Hilding, who was first diagnosed with heart failure in 2004, said his condition hit a low point earlier this year. “I couldn’t walk, I couldn’t do nothing hardly,” Hilding recalled. “I’m improving, I should be better off than I am, but the doctor says I’m great right now. I’ve got high hopes for myself.”

Doctor Chris Kassiotis, a cardiologist at the Iowa Heart Center at Mercy, said Hilding’s advanced congestive heart failure left him with few options. “We looked at the possibility for a heart transplant, but he did not qualify by the criteria that is set for a heart transplant. There’s the left ventricular device and really the only other option, because they’re having a lot of symptoms, is palliative care and hospice care,” Kassiotis said.

In most cases, an LVAD is used as a “bridge” for a patient until an organ becomes available for a heart transplant.

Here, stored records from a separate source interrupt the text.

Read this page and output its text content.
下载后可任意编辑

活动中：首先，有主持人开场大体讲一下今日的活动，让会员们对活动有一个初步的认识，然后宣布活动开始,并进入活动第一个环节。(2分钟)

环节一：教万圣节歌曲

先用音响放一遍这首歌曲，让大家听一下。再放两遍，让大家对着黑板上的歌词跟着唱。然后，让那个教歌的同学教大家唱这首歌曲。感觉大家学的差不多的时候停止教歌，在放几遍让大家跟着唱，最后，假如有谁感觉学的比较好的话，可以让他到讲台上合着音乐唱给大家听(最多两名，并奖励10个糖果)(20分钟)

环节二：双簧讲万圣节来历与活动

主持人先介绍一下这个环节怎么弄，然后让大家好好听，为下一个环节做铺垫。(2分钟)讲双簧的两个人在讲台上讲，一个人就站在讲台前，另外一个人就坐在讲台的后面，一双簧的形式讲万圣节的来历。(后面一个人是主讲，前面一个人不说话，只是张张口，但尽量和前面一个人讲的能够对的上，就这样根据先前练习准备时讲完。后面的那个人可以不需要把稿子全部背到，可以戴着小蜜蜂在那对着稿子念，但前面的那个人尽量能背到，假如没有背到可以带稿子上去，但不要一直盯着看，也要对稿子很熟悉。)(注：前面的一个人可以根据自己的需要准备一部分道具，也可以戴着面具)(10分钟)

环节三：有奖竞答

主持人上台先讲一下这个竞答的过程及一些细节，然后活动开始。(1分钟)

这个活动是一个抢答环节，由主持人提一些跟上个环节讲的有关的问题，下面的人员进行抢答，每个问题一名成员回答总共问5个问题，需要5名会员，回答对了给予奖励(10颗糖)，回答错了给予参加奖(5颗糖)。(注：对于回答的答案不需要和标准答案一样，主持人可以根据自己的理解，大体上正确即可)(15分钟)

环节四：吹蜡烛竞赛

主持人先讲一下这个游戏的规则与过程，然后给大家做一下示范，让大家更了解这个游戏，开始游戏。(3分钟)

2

But, in Hilding’s case, it’s used as “destination therapy” and is designed to improve and prolong his life.

Doctor Fran Johnson, director of advanced heart failure research and education at the University of Iowa, said the LVAD is much different than a pacemaker – particularly since it’s worn externally. “We are moving forward in battery technology and so when the devices are totally implantable and are miniaturized some more, it will become far less burdensome to a patient,” Johnson said. She expects such implantable LVADs will be tested at the University of Iowa within a few years.

Johnson said the LVAD procedure varies in cost, depending on a patient’s insurance, but it’s similar to the cost of a heart transplant.